Au détour d’une rue, dans le petit village de Bernières-d’Ailly (Calvados), la Société fromagère de Jort laisse immédiatement transparaître son histoire puisque les bâtiments ne semblent guère avoir bougé depuis leur construction en 1883. La fromagerie réalise aujourd’hui un chiffre d’affaires de 5,2 millions d’euros et emploie une quarantaine de personnes.
La laiterie collecte le lait de 34 éleveurs dans un rayon de 40 km et respectant le cahier des charges pour l’AOP. « Comme nous fabriquons du fromage au lait cru, l’implication des producteurs est cruciale pour les règles d’hygiène », explique Jérôme Sauveplane, directeur de la Société fromagère de Jort. « Nous avons mis en place un système d’autocontrôle en exploitation pour vérifier l’absence de E. coli », complète le directeur, « puis un deuxième contrôle a lieu dans la fromagerie. En cas de présence de bactéries, le lait sera thermisé et ne sera pas destiné aux camemberts AOP ». Pour limiter en amont le risque sanitaire, la laiterie va aussi mettre en place des conseils techniques sur la réalisation de l’ensilage d’herbe, qui peut être un agent pathogène.
Le moulage à la louche est essentiel
Le lait collecté est partiellement écrémé puis mature avec des ferments une journée, avant emprésurage. Les mouleurs coupent ensuite le caillé avec des trancheurs et entament le moulage. Il faut trois semaines de formation pour apprendre ce geste technique. Chaque jour, un mouleur produit 1 200 à 1 300 camemberts, à raison de cinq louches par fromage, une par heure. Pour limiter les risques de troubles musculo-squelettiques (TMS), les mouleurs sont polyvalents et quelques adaptations ont été adoptées comme le passage à des louches en plastique plutôt qu’en inox, plus légères. « Ces cinq louches vont permettre au camembert de présenter sa texture caractéristique, c’est essentiel », s’enthousiasme Jérôme Sauveplane.

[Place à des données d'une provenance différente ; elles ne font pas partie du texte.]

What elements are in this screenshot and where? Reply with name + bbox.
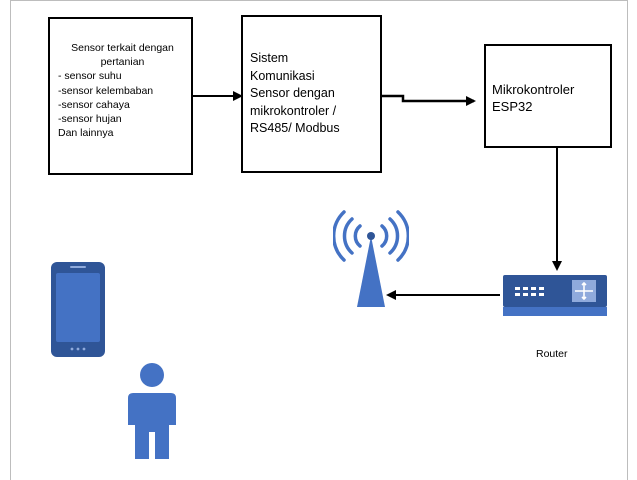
sensor-item: -sensor hujan [58, 113, 122, 126]
sensor-box-title-2: pertanian [100, 56, 145, 69]
antenna-icon [333, 210, 409, 307]
microcontroller-box: Mikrokontroler ESP32 [484, 44, 612, 148]
arrow-comm-to-mcu [382, 94, 476, 106]
router-label: Router [536, 348, 568, 360]
frame-left-border [10, 0, 11, 480]
person-icon [128, 363, 176, 459]
comm-line: RS485/ Modbus [250, 121, 340, 135]
smartphone-icon [51, 262, 105, 357]
router-icon [503, 275, 607, 316]
comm-line: Sistem [250, 51, 289, 65]
frame-right-border [627, 0, 628, 480]
comm-line: Komunikasi [250, 68, 315, 83]
comm-line: Sensor dengan [250, 86, 335, 100]
sensor-box-title: Sensor terkait dengan [71, 42, 174, 54]
sensor-box: Sensor terkait dengan pertanian - sensor… [48, 17, 193, 175]
comm-line: mikrokontroler / [250, 103, 337, 118]
sensor-item: - sensor suhu [58, 70, 122, 83]
mcu-line: ESP32 [492, 99, 533, 114]
sensor-item: Dan lainnya [58, 127, 114, 140]
frame-top-border [10, 0, 627, 5]
sensor-item: -sensor kelembaban [58, 84, 154, 97]
communication-box: Sistem Komunikasi Sensor dengan mikrokon… [241, 15, 382, 173]
mcu-line: Mikrokontroler [492, 82, 575, 97]
sensor-item: -sensor cahaya [58, 98, 130, 111]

Le moulage à la louche. Ces experts font 1200 camemberts par jour a raison de 5 louches par camembert ??? pic.twitter.com/Ko74vAl7gp
— Virginie Pinson (@VirginiePA) 29 novembre 2018
Huit mille camemberts sont fabriqués chaque jour. Les fromages sont retournés une seule fois puis salés le lendemain. Après un ressuyage, les camemberts sont ensemencés avec des souches de Geotrichum et Penicillium. « À chaque fabricant son choix de souche, selon le goût qu’il souhaite obtenir. Nous, nous recherchons un fruité, légèrement aillé », explique le directeur. Les fromages passent quatorze jours au hâloir puis sont emballés dans leur papier et la fameuse boîte en peuplier, toujours fabriquée à quelques kilomètres. Les fromages sont ensuite affinés et commercialisés à partir du 22e jour, selon le cahier des charges. Ils affichent une DLC de 60 jours.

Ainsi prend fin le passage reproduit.